演示图模式:* 边:* attackerIP -> victimIP, attackerIP -> victimPort, attackerIP -> vulnName * victimPort -> victimIP * vulnName -> victimIP * 节点:attackerIP, victimIP, victimPort, vulnName * 默认颜色:基于推断的社区自动设置 * 默认节点大小:边的数量
[102]:
hg2 = graphistry.hypergraph(
df,
entity_types=['attackerIP', 'victimIP', 'victimPort', 'vulnName'],
direct=True,
opts={
# Optional: Without, creates edges that are all-to-all for each row
'EDGES': {
'attackerIP': ['victimIP', 'victimPort', 'vulnName'],
'victimPort': ['victimIP'],
'vulnName': ['victimIP']
},
# Optional: merge nodes when their IDs appear in multiple columns
# ... so replace nodes attackerIP::1.1.1.1 and victimIP::1.1.1.1
# ... with just one node ip::1.1.1.1
'CATEGORIES': {
'ip': ['attackerIP', 'victimIP']
}
})
hg2_g = hg2['graph']
hg2_g.plot()
# links 1100
# events 220
# attrib entities 221
[102]:
3. 高级绘图#
然后,您可以根据节点和边的属性来驱动视觉样式
这个演示首先计算一个节点表。默认情况下,您不需要显式提供节点表,但这样您可能会缺少节点属性的数据:
常规推断的图节点将仅具有id和度
超图的边和行节点将有许多属性,但超图实体节点将只有id、类型/类别和度数
演示模式:
节点表:
| node_id | type | attacks |点大小: 攻击次数
点图标和颜色: 攻击者 vs 受害者
边缘颜色: 基于首次攻击
[62]:
# Cell:
# Compute nodes_df by combining entities in attackerIP and victimIP
# As part of this, compute attack counts for each node
targets_df = (
df
[['victimIP']]
.drop_duplicates()
.rename(columns={'victimIP': 'node_id'})
.assign(type='victim')
)
attackers_df = (
df
.groupby(['attackerIP'])
.agg(attacks=pd.NamedAgg(column="attackerIP", aggfunc="count"))
.reset_index()
.rename(columns={'attackerIP': 'node_id'}).assign(type='attacker')
)
nodes_df = pd.concat([targets_df, attackers_df])

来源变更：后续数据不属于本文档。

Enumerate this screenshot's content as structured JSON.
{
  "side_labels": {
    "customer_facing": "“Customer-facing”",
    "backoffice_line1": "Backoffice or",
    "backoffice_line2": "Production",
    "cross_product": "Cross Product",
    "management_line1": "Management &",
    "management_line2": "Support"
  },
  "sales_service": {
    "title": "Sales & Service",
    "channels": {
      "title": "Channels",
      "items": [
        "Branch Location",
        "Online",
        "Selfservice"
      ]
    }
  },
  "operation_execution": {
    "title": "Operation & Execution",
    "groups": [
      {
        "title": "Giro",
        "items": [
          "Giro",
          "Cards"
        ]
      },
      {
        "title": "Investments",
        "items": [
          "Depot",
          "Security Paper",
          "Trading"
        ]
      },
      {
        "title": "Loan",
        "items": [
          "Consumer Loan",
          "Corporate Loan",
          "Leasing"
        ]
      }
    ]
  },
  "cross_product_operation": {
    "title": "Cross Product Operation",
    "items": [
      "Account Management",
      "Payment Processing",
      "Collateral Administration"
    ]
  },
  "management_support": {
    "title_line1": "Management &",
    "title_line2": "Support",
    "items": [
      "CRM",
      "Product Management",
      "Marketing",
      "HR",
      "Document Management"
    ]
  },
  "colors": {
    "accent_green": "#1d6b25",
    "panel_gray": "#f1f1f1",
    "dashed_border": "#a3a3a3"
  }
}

nodes_df.sort_values(by='attacks', ascending=False)[:5]
[62]:
| node_id | type | attacks | |
|---|---|---|---|
| 31 | 125.64.35.67 | attacker | 6.0 |
| 32 | 125.64.35.68 | attacker | 4.0 |
| 95 | 198.204.253.101 | attacker | 2.0 |
| 78 | 188.225.73.153 | attacker | 2.0 |
| 79 | 188.44.107.239 | attacker | 2.0 |
[86]:
# Cell:
# Add
# New encodings features requires api=3: `graphistry.register(api=3, username='...', password='...')
g2 = (g
.nodes(nodes_df, 'node_id')
# 'red', '#f00', '#ff0000'
.encode_point_color('type', categorical_mapping={
'attacker': 'red',
'victim': 'white'
}, default_mapping='gray')
# Icons: https://fontawesome.com/v4.7/cheatsheet/
.encode_point_icon('type', categorical_mapping={
'attacker': 'bomb',
'victim': 'laptop'
})
# Gradient
.encode_edge_color('time(min)', palette=['blue', 'purple', 'red'], as_continuous=True)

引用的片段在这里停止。